Simcha Fisher, author of The Sinner’s Guide to Natural Family Planning writes for several publications and blogs daily at Aleteia. She lives in New Hampshire with her husband and ten children. Without supernatural aid, she would hardly be a human being.
If you're going to find a book for Lent, you have less than a week left to find it! Here are a few suggestions:
Through the Year with Pope Francis: Daily Reflections A collection of short excerpts from the talks and writings of Pope Francis, paired with questions and reflections that draw out an encouraging or challenging idea for the day. A good accompaniment for daily prayer -- or a "bathroom book" that anyone in the family can pick up and browse through.

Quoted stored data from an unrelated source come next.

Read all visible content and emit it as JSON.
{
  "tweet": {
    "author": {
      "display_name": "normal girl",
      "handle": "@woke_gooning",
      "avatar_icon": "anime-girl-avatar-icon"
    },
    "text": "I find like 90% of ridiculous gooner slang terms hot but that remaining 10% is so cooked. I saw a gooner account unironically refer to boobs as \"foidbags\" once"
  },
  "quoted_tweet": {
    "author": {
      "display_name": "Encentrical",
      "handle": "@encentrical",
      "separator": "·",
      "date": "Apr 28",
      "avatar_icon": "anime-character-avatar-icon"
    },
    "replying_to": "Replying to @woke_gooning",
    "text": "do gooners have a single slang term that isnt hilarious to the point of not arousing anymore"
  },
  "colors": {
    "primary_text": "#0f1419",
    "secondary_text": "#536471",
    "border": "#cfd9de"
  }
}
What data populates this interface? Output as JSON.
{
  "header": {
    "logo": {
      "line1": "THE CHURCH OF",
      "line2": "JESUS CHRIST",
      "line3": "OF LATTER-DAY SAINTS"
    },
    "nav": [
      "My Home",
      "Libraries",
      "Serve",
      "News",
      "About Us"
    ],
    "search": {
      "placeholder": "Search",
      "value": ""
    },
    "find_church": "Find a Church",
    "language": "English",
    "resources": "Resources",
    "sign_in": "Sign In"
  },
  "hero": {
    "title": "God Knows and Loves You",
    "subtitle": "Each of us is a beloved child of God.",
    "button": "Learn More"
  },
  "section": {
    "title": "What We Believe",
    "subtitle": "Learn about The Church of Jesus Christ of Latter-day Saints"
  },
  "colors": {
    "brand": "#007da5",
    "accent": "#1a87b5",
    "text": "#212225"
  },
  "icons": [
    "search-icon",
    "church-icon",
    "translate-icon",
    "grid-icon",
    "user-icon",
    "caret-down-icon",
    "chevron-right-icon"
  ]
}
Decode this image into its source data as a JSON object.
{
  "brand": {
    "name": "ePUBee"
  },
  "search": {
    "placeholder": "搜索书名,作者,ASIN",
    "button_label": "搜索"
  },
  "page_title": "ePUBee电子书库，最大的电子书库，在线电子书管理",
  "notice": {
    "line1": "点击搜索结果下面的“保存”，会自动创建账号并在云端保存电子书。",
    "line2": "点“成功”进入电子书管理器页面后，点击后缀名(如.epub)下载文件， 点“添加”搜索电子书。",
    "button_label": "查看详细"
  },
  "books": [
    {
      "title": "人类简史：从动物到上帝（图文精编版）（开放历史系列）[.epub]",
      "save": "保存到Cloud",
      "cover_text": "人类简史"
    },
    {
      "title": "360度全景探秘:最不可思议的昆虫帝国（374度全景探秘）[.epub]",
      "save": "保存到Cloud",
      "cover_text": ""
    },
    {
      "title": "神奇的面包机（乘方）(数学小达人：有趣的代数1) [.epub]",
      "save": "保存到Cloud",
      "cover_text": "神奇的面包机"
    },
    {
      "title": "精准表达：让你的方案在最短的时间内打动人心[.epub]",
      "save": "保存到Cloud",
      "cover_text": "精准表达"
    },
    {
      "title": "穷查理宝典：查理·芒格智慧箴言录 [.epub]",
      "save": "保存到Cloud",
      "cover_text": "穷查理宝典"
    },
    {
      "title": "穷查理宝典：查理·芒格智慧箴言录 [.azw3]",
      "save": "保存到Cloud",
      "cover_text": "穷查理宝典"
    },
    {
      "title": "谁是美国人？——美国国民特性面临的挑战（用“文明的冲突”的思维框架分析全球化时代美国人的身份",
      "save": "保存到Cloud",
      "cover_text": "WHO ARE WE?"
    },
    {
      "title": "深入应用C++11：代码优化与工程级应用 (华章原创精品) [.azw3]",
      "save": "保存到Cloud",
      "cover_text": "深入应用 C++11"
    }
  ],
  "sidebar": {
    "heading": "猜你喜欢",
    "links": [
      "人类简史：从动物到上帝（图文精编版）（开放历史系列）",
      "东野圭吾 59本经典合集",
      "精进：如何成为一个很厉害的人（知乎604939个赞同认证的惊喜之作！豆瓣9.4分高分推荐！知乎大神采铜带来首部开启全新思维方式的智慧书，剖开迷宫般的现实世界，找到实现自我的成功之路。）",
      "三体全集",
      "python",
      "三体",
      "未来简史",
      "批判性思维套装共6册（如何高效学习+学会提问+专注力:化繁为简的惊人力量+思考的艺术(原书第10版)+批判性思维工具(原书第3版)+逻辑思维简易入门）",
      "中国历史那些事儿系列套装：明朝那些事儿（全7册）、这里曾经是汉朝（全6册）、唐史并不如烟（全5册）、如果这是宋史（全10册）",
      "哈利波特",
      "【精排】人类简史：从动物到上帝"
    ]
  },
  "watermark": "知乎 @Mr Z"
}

The Screwtape Letters by C.S. Lewis What I'm currently reading aloud to my kids, ages 11 and up. It's a bit over the heads of some of them, but it's lively and entertaining and full of "Ouch, that's familiar" moments.
The Gargoyle Code by Fr. Dwight Longenecker. Screwtape Letters for 21st century Catholics, with one chapter for each day of Lent. Fr. Longenecker is always entertaining and engaging, and often devastatingly insightful.
Strange Gods by Elizabeth Scalia A penetrating and provocative call to help us identify and reject the everyday "idols" that we worship, often without realizing it.
Your Questions, God's Answers by Peter Kreeft. Short but characteristically clear and profound answers (all thoroughly sourced in Scripture) to the questions that teenagers and others may have as they become more serious about the Faith. A good book for confirmation students.
A Prayer Journal by Flannery O'Connor. I haven't read it yet, but can't imagine her writing anything that's not original and worthwhile.
Theology for Beginners by Frank Sheed. When he says "beginners," he means intelligent, motivated beginners who are prepared to read slowly, and to go back several times to make sure they've understood. I tried this book for my teenagers, and we weren't quite up to the task. More suited for individual reading than reading aloud, because, though clear, it is very dense.
Death on a Friday Afternoon: Meditations on the Last Words of Jesus from the Cross by Fr. Richard John Neuhaus. Moving and illuminating meditations on the final utterances of Christ as He suffered and died, to help us work toward Easter without skipping Good Friday.
Great Lent: Journey to Pascha by Fr. Alexander Schmeeman, the renowned Orthodox author of For the Life of the World. From the book description: "The Lenten season is meant to kindle a 'bright sadness' within our hearts. Its aim is precisely the remembrance of Christ, a longing for a relationship with God that has been lost. Lent offers the time and place for recovery of this relationship. The darkness of Lent allows the flame of the Holy Spirit to burn within our hearts until we are led to the brilliance of the Resurrection."
Something Other Than God: How I Passionately Sought Happiness and Accidentally Found It by Jennifer Fulwiler of Conversion Diary. I just got this in the mail and haven't started it yet, but, to paraphrase St. Monica's bishop, a book of so many tears cannot possibly be boring. Fulwiler's style is so honest and engaging, I'm really looking forward to reading her conversion story. UPDATE: Sorry, I forgot this book is still only available for pre-order! But if you order it now, you should get it just after Easter. A good Easter present, then?
Jesus the Bridegroom: The Greatest Love Story Ever Told by Brand Pitre. My reading for Lent! I haven't started it yet, but was blown away by Pitre's Jesus and the Jewish Roots of the Eucharist. Brant Pitre is a real treasure of the modern Church -- a true scholar, but his writing is approachable, and he conveys a sense of joy and excitement about what he has learned about the Faith.
Journey to Easter: Spiritual Reflections for the Lenten Season by Benedict XVI A collection of talks given by then-Cardinal Ratzinger in preparation for Easter. Anyone who believes in the Papa Nazi/Emporer Palpatine version of BVXI should read his actual words, and discover his true voice, which is gentle, gracious, and open-hearted.
The Lost Princess by George MacDonald. The only straight fiction I'm including here. A strange, gorgeous and harrowing fairy tale -- a long short story, I suppose -- which will give you unshakeable images of sin and repentence. We'll be reading this one aloud to the kids this year.
A Little Book About Confession for Kids by Kendra Tierney A great pick for kids preparing for their first confession, and for anyone looking for a refresher on the sacrament. Thorough and well-designed.